A operação, realizada em parceria com a Pulsy Mídia, posiciona telas digitais no eixo central de circulação do empreendimento, entre a Praça Capivari e o badalado restaurante Baden Baden. O local é considerado um dos pontos mais estratégicos da cidade, recebendo um fluxo que ultrapassa a marca de 400 mil visitantes mensais, o que garante uma visibilidade massiva e ininterrupta para os anunciantes. “O Boulevard Genève sempre foi pensado como um espaço de experiência, e agora damos mais um passo ao transformar esse fluxo em oportunidade real para as marcas. Com a estratégia, conseguimos oferecer visibilidade qualificada em um ambiente onde as pessoas estão presentes, engajadas e abertas a novas conexões”, destaca Caroline Formenton, empreendedora à frente do centro de compras e turismo.

Diferente da mídia exterior convencional, a nova frente do Boulevard Genève aposta na inteligência de dados. A tecnologia embarcada nas telas permite gerar relatórios detalhados de audiência e performance, captando métricas como faixa etária, perfil de público e tempo de atenção à tela. Essa abordagem aproxima o universo offline da lógica do marketing digital, oferecendo precisão e previsibilidade para as empresas que buscam investir no ambiente físico.

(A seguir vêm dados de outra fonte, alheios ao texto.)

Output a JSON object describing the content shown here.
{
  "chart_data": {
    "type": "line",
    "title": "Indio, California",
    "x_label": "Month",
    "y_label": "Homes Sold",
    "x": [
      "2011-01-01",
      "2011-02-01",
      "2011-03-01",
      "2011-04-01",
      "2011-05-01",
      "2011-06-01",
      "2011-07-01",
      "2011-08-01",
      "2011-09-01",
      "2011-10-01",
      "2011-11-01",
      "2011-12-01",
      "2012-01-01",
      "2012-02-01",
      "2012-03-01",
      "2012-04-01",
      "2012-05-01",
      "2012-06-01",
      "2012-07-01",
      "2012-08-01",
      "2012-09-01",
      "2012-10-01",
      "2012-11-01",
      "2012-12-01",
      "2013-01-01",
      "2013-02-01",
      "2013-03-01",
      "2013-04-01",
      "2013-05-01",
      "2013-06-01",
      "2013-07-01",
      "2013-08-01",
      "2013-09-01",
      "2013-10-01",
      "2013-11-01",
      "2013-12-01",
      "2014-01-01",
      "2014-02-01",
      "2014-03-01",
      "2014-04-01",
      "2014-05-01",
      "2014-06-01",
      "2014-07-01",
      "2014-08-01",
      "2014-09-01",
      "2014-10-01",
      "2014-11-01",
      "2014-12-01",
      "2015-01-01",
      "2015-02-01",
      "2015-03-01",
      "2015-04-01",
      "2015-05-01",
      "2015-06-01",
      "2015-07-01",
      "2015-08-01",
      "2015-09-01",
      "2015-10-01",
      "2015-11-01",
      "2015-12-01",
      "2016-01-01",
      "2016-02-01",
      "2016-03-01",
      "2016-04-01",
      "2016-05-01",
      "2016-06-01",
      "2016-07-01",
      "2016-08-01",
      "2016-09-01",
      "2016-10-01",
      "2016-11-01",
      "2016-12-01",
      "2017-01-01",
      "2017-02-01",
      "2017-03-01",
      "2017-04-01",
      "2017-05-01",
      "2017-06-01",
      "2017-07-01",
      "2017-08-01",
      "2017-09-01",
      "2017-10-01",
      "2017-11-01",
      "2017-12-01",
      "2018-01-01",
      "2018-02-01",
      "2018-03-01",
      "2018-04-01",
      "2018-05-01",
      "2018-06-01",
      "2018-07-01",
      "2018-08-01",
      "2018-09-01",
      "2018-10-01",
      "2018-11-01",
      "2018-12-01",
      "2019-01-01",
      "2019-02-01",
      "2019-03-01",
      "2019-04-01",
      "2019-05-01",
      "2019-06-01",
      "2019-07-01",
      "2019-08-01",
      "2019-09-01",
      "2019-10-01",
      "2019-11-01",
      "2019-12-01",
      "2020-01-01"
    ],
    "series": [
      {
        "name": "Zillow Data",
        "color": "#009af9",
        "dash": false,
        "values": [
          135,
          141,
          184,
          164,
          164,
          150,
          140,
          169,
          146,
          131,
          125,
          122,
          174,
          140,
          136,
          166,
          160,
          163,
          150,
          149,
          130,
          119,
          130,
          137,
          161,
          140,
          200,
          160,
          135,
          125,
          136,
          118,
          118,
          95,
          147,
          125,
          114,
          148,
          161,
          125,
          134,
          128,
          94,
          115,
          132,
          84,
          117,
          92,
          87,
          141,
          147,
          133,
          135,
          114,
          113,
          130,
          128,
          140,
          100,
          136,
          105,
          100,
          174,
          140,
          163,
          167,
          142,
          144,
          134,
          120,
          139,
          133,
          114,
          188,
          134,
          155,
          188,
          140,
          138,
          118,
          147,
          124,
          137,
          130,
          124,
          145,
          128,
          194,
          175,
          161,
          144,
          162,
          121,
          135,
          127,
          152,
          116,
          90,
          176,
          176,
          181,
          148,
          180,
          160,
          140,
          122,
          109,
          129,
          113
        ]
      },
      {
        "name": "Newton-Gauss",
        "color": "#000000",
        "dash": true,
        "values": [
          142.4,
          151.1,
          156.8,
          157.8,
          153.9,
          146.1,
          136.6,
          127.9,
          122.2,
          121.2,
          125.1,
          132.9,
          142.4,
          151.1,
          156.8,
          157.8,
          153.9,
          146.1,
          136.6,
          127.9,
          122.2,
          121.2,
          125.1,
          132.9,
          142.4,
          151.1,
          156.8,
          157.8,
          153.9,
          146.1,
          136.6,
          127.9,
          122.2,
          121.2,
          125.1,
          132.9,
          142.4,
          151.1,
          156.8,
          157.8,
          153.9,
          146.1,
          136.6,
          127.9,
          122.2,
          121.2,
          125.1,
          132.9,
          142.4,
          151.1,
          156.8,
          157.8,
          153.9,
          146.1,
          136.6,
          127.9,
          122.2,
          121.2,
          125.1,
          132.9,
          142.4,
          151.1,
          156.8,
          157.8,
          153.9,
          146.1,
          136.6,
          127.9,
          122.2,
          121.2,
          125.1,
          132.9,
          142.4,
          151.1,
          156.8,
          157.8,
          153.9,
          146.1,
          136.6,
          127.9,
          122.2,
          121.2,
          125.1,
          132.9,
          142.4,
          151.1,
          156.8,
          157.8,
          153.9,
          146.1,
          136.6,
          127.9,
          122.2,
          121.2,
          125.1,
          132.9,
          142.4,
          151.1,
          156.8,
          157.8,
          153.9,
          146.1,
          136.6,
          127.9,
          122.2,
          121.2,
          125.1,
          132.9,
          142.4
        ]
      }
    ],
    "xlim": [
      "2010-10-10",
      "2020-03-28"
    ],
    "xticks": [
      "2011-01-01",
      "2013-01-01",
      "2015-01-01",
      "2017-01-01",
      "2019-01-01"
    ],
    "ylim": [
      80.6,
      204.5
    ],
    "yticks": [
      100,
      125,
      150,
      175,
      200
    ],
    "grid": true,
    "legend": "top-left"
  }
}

O plano de mídia prevê inserções de vídeos de 12 segundos, com uma frequência de 400 exibições diárias, totalizando 12 mil veiculações mensais por marca. Além do impacto local em Campos do Jordão, a estratégia possui um braço regional: as campanhas são replicadas em uma rede conectada de painéis em cidades-chave do Vale do Paraíba, como Taubaté, Guaratinguetá e Pindamonhangaba.

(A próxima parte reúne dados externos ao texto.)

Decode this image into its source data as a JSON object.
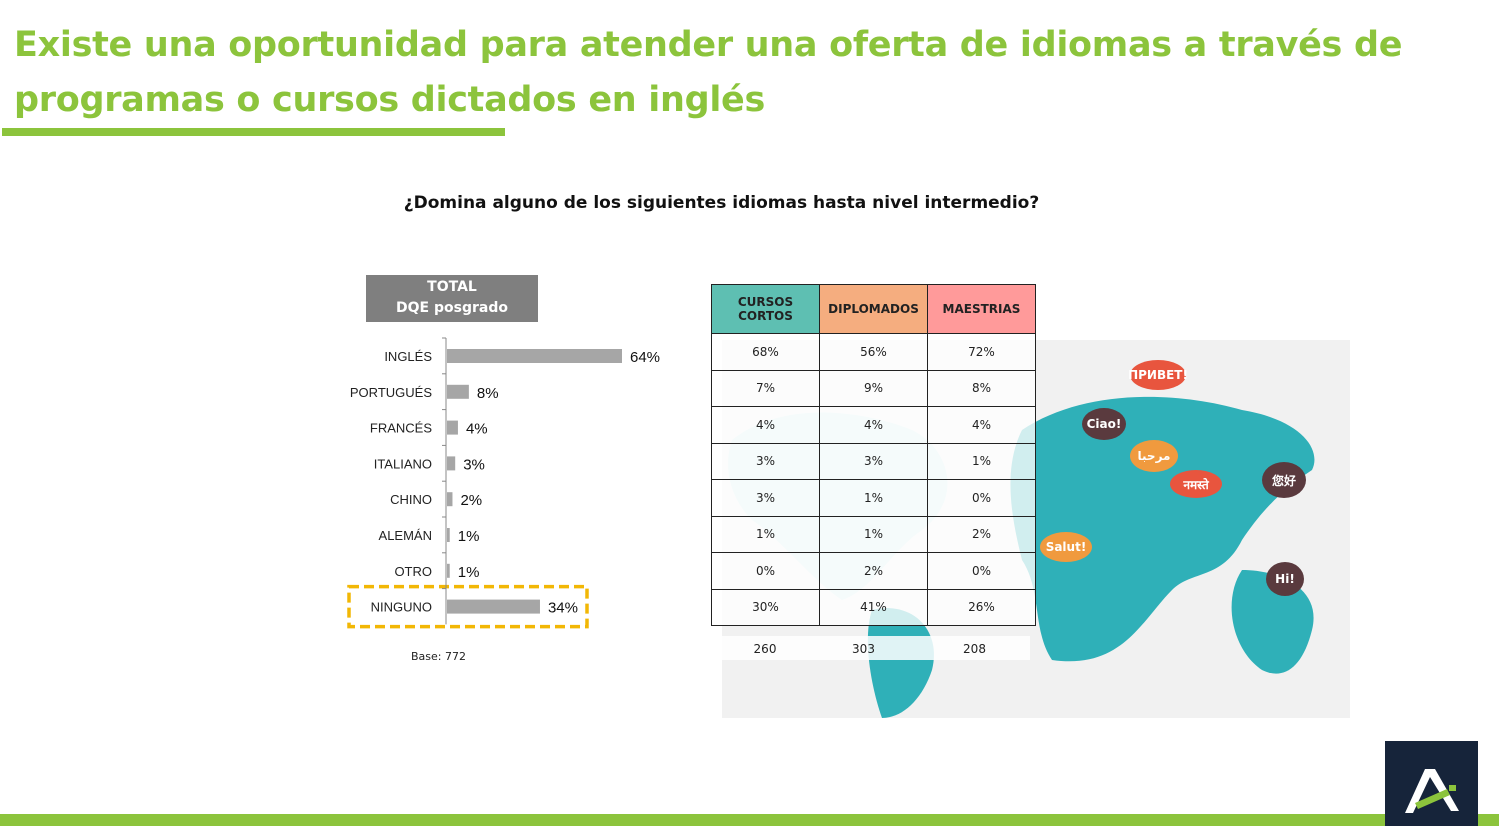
{
  "title": "Existe una oportunidad para atender una oferta de idiomas a través de programas o cursos dictados en inglés",
  "question": "¿Domina alguno de los siguientes idiomas hasta nivel intermedio?",
  "total_box": {
    "line1": "TOTAL",
    "line2": "DQE posgrado"
  },
  "base_note": "Base: 772",
  "colors": {
    "accent": "#8cc43c",
    "bar": "#a6a6a6",
    "highlight": "#f2b705",
    "cursos": "#5ebfb2",
    "diplomados": "#f5ad7f",
    "maestrias": "#ff9a9a",
    "logo_bg": "#16243a"
  },
  "chart_data": {
    "type": "bar",
    "orientation": "horizontal",
    "categories": [
      "INGLÉS",
      "PORTUGUÉS",
      "FRANCÉS",
      "ITALIANO",
      "CHINO",
      "ALEMÁN",
      "OTRO",
      "NINGUNO"
    ],
    "values": [
      64,
      8,
      4,
      3,
      2,
      1,
      1,
      34
    ],
    "value_labels": [
      "64%",
      "8%",
      "4%",
      "3%",
      "2%",
      "1%",
      "1%",
      "34%"
    ],
    "highlighted_category": "NINGUNO",
    "xlim": [
      0,
      70
    ],
    "grid": false
  },
  "table": {
    "headers": [
      "CURSOS CORTOS",
      "DIPLOMADOS",
      "MAESTRIAS"
    ],
    "rows": [
      [
        "68%",
        "56%",
        "72%"
      ],
      [
        "7%",
        "9%",
        "8%"
      ],
      [
        "4%",
        "4%",
        "4%"
      ],
      [
        "3%",
        "3%",
        "1%"
      ],
      [
        "3%",
        "1%",
        "0%"
      ],
      [
        "1%",
        "1%",
        "2%"
      ],
      [
        "0%",
        "2%",
        "0%"
      ],
      [
        "30%",
        "41%",
        "26%"
      ]
    ],
    "bases": [
      "260",
      "303",
      "208"
    ]
  },
  "illustration": {
    "bubbles": [
      {
        "text": "ПРИВЕТ!",
        "color": "#e8553e"
      },
      {
        "text": "Ciao!",
        "color": "#5a3a3e"
      },
      {
        "text": "مرحبا",
        "color": "#f09a3e"
      },
      {
        "text": "नमस्ते",
        "color": "#e8553e"
      },
      {
        "text": "您好",
        "color": "#5a3a3e"
      },
      {
        "text": "Salut!",
        "color": "#f09a3e"
      },
      {
        "text": "Hi!",
        "color": "#5a3a3e"
      }
    ]
  }
}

Com esse movimento, o Boulevard Genève acompanha uma tendência global onde o varejo físico deixa de ser apenas um ponto de venda ou visitação para se tornar um poderoso canal de mídia, capaz de gerar novas frentes de receita e aprofundar o relacionamento entre marcas e consumidores em contextos de alta relevância cultural e turística.